The grand jury report issued last week acknowledges that full immediate consolidation of agencies may be either impractical or politically unfeasible.
"Consequently," the grand jury stated, "this report focuses on the interim strategy that some governmental managers have found increasingly useful in these challenging times: sharing services." Noting that it was unable to even determine the total number of taxpayer-funded agencies in Marin, the grand jury recommended:
• The county of Marin immediately publish on its website a list of all of the special districts and joint powers authorities and their contact information. The sheer number of duplicate government entities providing similar services in Marin is "mindboggling," the grand jury noted.
• City councils and the Marin County Board of Supervisors require annual reports from their city managers and county administrator that identify any and all opportunities for a regional approach to sharing public services.
• Every local government entity, when facing major capital expenditures, seek out other entities to share the use and costs of the items.
• All government officials make it a priority to identify institutional duplication and then seek more cost-effective alternatives.
• Request that the Local Agency Formation Commission present an annual report detailing the mergers, consolidations and agreements for shared services enacted within the county that year and analyses of future opportunities.
The grand jury report contains several examples of Marin agencies that have consolidated in the past and agencies that are either in the process of merging or sharing services. One positive example it cites is the recent collaboration between the San Anselmo Police Department and the Twin Cities Police Authority.
"I think there is a clamor among the public for further sharing of services and/or consolidation where it makes sense," said San Anselmo Mayor Tom McInerney. "Because with reduced tax revenues, citizens are feeling hit up from all angles with increased fees and taxes. Local government needs to do what it can to explore all options where it makes sense."

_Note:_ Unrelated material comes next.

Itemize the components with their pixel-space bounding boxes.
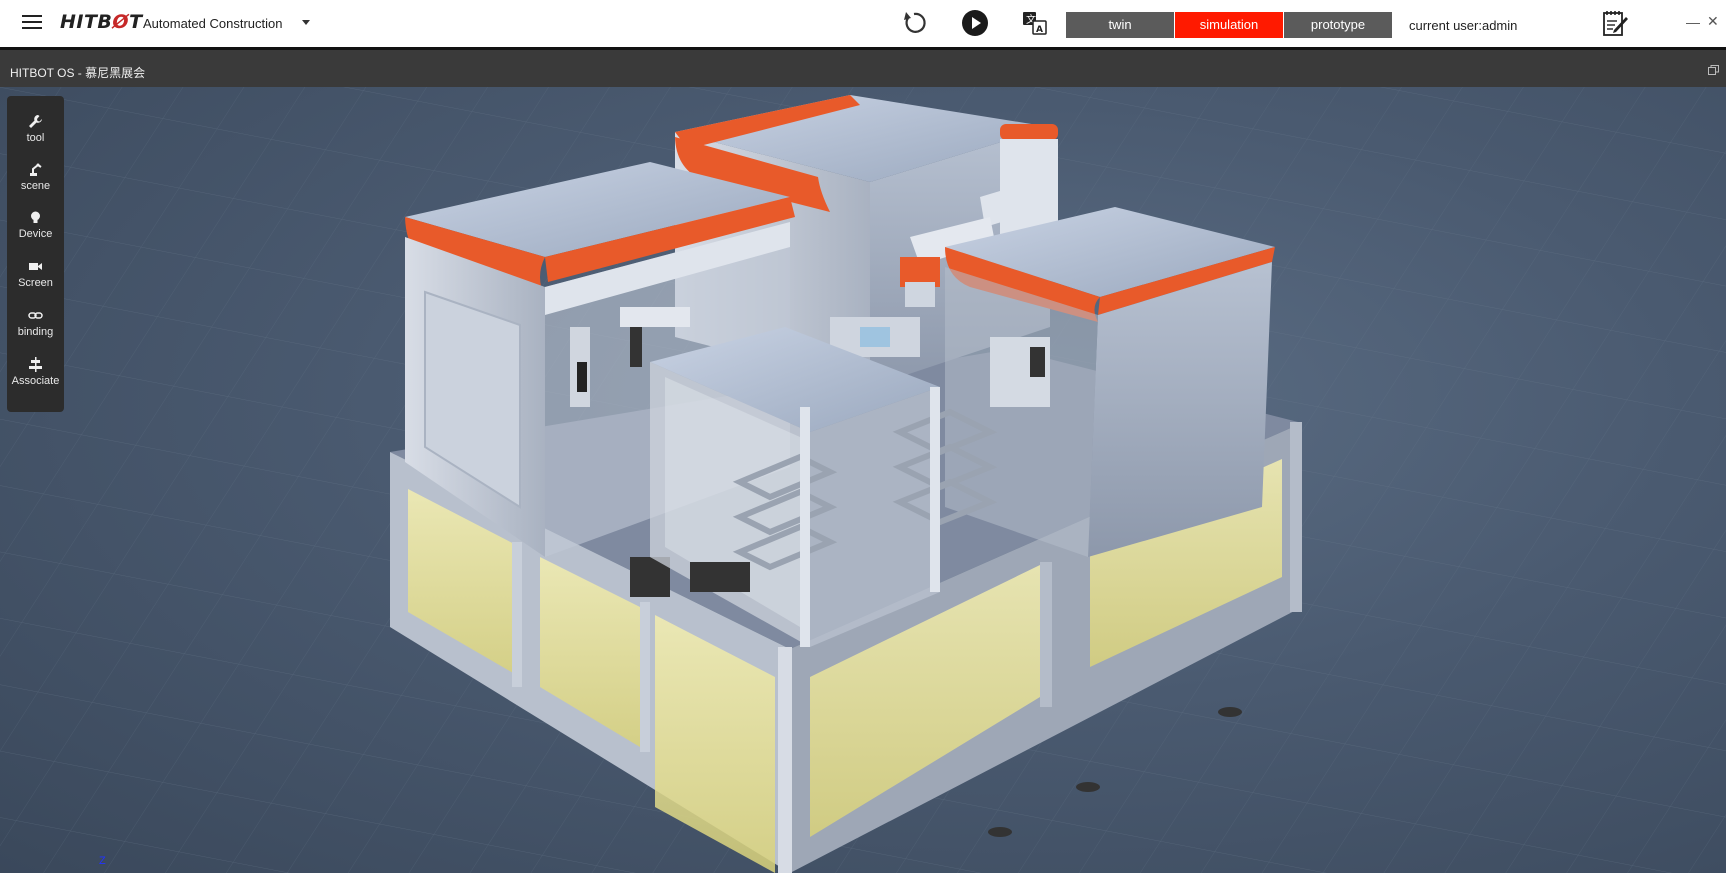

McInerney said San Anselmo is now considering a full consolidation between the San Anselmo Police Department and the Twin Cities Police Authority.
The grand jury report also mentions the Larkspur Fire Department's increasing cooperation with the San Rafael Fire Department. It was announced last week that the two departments are considering consolidation.
Larkspur Mayor Len Rifkind said, "I'm a major fan of sharing as many services as possible among all the cities. Ultimately, I think there should be just one Marin County fire district. It matters not that it says Corte Madera, Larkspur, Sausalito or San Rafael on the side of the truck. What people care about is that when they dial 911 people show up, and fast."
The grand jury also provides, as a cautionary tale, the controversy over the proposed annexation of the Sausalito Fire Department by the Southern Marin Fire Protection District. It notes that opposition to the merger resulted in the annexation being put on Tuesday's ballot even though rejection of the merger would result in the city having to pay an additional $1.4 million annually for fire services.
Sausalito Councilman Mike Kelly said, "It is kind of tragic because I think we do fit the profile of a jurisdiction that is too small to run a full-time fire department and maybe other things as well. Sewer consolidations are another area we need to look at."
Marin Supervisor Judy Arnold, who serves on the Marin LAFCO board, said, "Everyone thinks consolidation is a good idea in theory and good government until it comes to losing control in their area, and then they don't like it."